Related: Womack’s Lean versus Ohno’s TPS – Toyota Development Process – quotes on management by Taiichi Ohno
Have you read The Birth of Lean?
I have not read The Birth of Lean, it looks interesting. I will order it as soon as I can get through the silly complexity added by those that love to add complexity where it doesn’t belong.
“This title is not available for customers from your location in: Asia & Pacific(change region)”
The ebook is a bargain at $9.99. Sadly the curse of needlessly adding complexity and making life difficult for customers relating to ebooks strikes and I get that message when trying to order it.
Sigh. I wish LEI wouldn’t allow their products to be sold in ways that just makes life difficult for customers. Just because it is easy to make life difficult with electronic sales doesn’t mean you should. I can’t see any good reason why the purchase of this ebook should be dependent on you location on the planet earth. Or why customers certain locations should be blocked from buying.
The excuse for these bad customer practices are normally related to copyright. It is sad that customers are subjected to this type of treatment.
I don’t think you can ever be truly lean. You can look at an aspect of a business and say, ” Yes, that’s lean.” Or “That company practices lean principles.” But continuous improvement is part of lean and the Toyota Production System. Toyota isn’t perfect. They deviate from their own systems.
I guess my point is, when someone points to such and such a company as a great example of lean manufacturing, upon closer examination you will find non-lean activities. So now we are faced with different levels of “lean.” Is company ABC “leaner” than Toyota? Maybe. But perhaps only in certain areas.
That’s why we must stick to the “general principles of lean” that you mention. Because when you put anything under the microscopic, you’ll see opportunities to be more lean.
Too many companies claim to be lean after implementing only a portion of what the Toyota Way outlines. This waters down the lean “brand.” And that’s why Toyota distances themselves from the term, because bad implementations give lean a bad name.
No one should say they are lean. We should say we are becoming lean, or we’re more lean than we were. Leaner.
Good One John, Lean is just about finding what works best to return value and reduce waste!

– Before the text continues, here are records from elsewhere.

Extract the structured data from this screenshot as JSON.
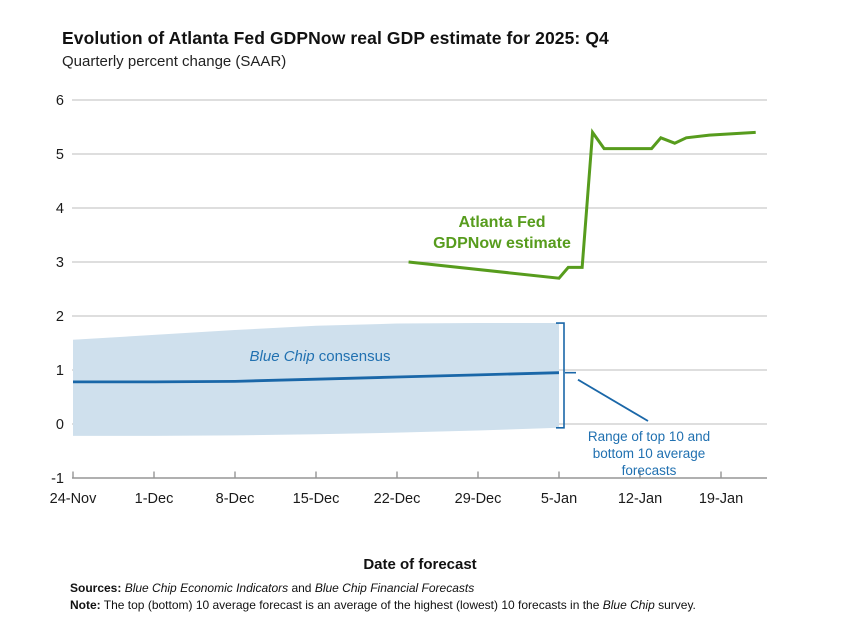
{
  "chart": {
    "title": "Evolution of Atlanta Fed GDPNow real GDP estimate for 2025: Q4",
    "subtitle": "Quarterly percent change (SAAR)"
  },
  "chart_data": {
    "type": "line",
    "title": "Evolution of Atlanta Fed GDPNow real GDP estimate for 2025: Q4",
    "subtitle": "Quarterly percent change (SAAR)",
    "xlabel": "Date of forecast",
    "ylabel": "Quarterly percent change (SAAR)",
    "ylim": [
      -1,
      6
    ],
    "y_ticks": [
      6,
      5,
      4,
      3,
      2,
      1,
      0,
      -1
    ],
    "x_tick_labels": [
      "24-Nov",
      "1-Dec",
      "8-Dec",
      "15-Dec",
      "22-Dec",
      "29-Dec",
      "5-Jan",
      "12-Jan",
      "19-Jan"
    ],
    "x_tick_days": [
      0,
      7,
      14,
      21,
      28,
      35,
      42,
      49,
      56
    ],
    "grid": "horizontal gridlines at integer values, no legend box",
    "series": [
      {
        "name": "Atlanta Fed GDPNow estimate",
        "type": "line",
        "color": "#579c1d",
        "points": [
          {
            "date": "23-Dec",
            "d": 29,
            "value": 3.0
          },
          {
            "date": "4-Jan",
            "d": 42,
            "value": 2.7
          },
          {
            "date": "5-Jan",
            "d": 42.8,
            "value": 2.9
          },
          {
            "date": "7-Jan",
            "d": 44,
            "value": 2.9
          },
          {
            "date": "8-Jan",
            "d": 44.9,
            "value": 5.4
          },
          {
            "date": "9-Jan",
            "d": 45.9,
            "value": 5.1
          },
          {
            "date": "13-Jan",
            "d": 50,
            "value": 5.1
          },
          {
            "date": "14-Jan",
            "d": 50.8,
            "value": 5.3
          },
          {
            "date": "15-Jan",
            "d": 52,
            "value": 5.2
          },
          {
            "date": "16-Jan",
            "d": 53,
            "value": 5.3
          },
          {
            "date": "18-Jan",
            "d": 55,
            "value": 5.35
          },
          {
            "date": "22-Jan",
            "d": 59,
            "value": 5.4
          }
        ]
      },
      {
        "name": "Blue Chip consensus",
        "type": "line",
        "color": "#1a67a8",
        "points": [
          {
            "date": "24-Nov",
            "d": 0,
            "value": 0.78
          },
          {
            "date": "1-Dec",
            "d": 7,
            "value": 0.78
          },
          {
            "date": "8-Dec",
            "d": 14,
            "value": 0.79
          },
          {
            "date": "15-Dec",
            "d": 21,
            "value": 0.83
          },
          {
            "date": "22-Dec",
            "d": 28,
            "value": 0.87
          },
          {
            "date": "29-Dec",
            "d": 35,
            "value": 0.91
          },
          {
            "date": "5-Jan",
            "d": 42,
            "value": 0.95
          }
        ]
      }
    ],
    "band": {
      "name": "Range of top 10 and bottom 10 average forecasts",
      "color": "#cfe0ed",
      "points": [
        {
          "date": "24-Nov",
          "d": 0,
          "top": 1.56,
          "bottom": -0.22
        },
        {
          "date": "1-Dec",
          "d": 7,
          "top": 1.65,
          "bottom": -0.22
        },
        {
          "date": "8-Dec",
          "d": 14,
          "top": 1.74,
          "bottom": -0.21
        },
        {
          "date": "15-Dec",
          "d": 21,
          "top": 1.82,
          "bottom": -0.19
        },
        {
          "date": "22-Dec",
          "d": 28,
          "top": 1.86,
          "bottom": -0.16
        },
        {
          "date": "29-Dec",
          "d": 35,
          "top": 1.87,
          "bottom": -0.12
        },
        {
          "date": "5-Jan",
          "d": 42,
          "top": 1.87,
          "bottom": -0.07
        }
      ]
    }
  },
  "annotations": {
    "gdpnow_line1": "Atlanta Fed",
    "gdpnow_line2": "GDPNow estimate",
    "consensus_italic": "Blue Chip",
    "consensus_rest": " consensus",
    "range_line1": "Range of top 10 and",
    "range_line2": "bottom 10 average",
    "range_line3": "forecasts"
  },
  "footer": {
    "sources_label": "Sources:",
    "source_1": "Blue Chip Economic Indicators",
    "sources_and": " and ",
    "source_2": "Blue Chip Financial Forecasts",
    "note_label": "Note:",
    "note_text_1": " The top (bottom) 10 average forecast is an average of the highest (lowest) 10 forecasts in the ",
    "note_italic": "Blue Chip",
    "note_text_2": " survey."
  },
  "colors": {
    "green": "#579c1d",
    "blue_line": "#1a67a8",
    "blue_text": "#2171b1",
    "band": "#cfe0ed",
    "grid": "#c9c9c9",
    "axis": "#959595",
    "text": "#1a1a1a"
  }
}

By creating learning organisations by investing in people to developing a continuous improvement culture! I think the Toyota Way is just best practise for us to learn and adapt, along with anything else which is useful and well thought out! Eg Switch by the Heath Bros has some great ideas on Change. Which leads me to the Art Of War and Book of Changes, they say managing big is the same as small, it’s a matter of organisation, planning, awareness, leadership and training and treating your staff well. thats LEAN!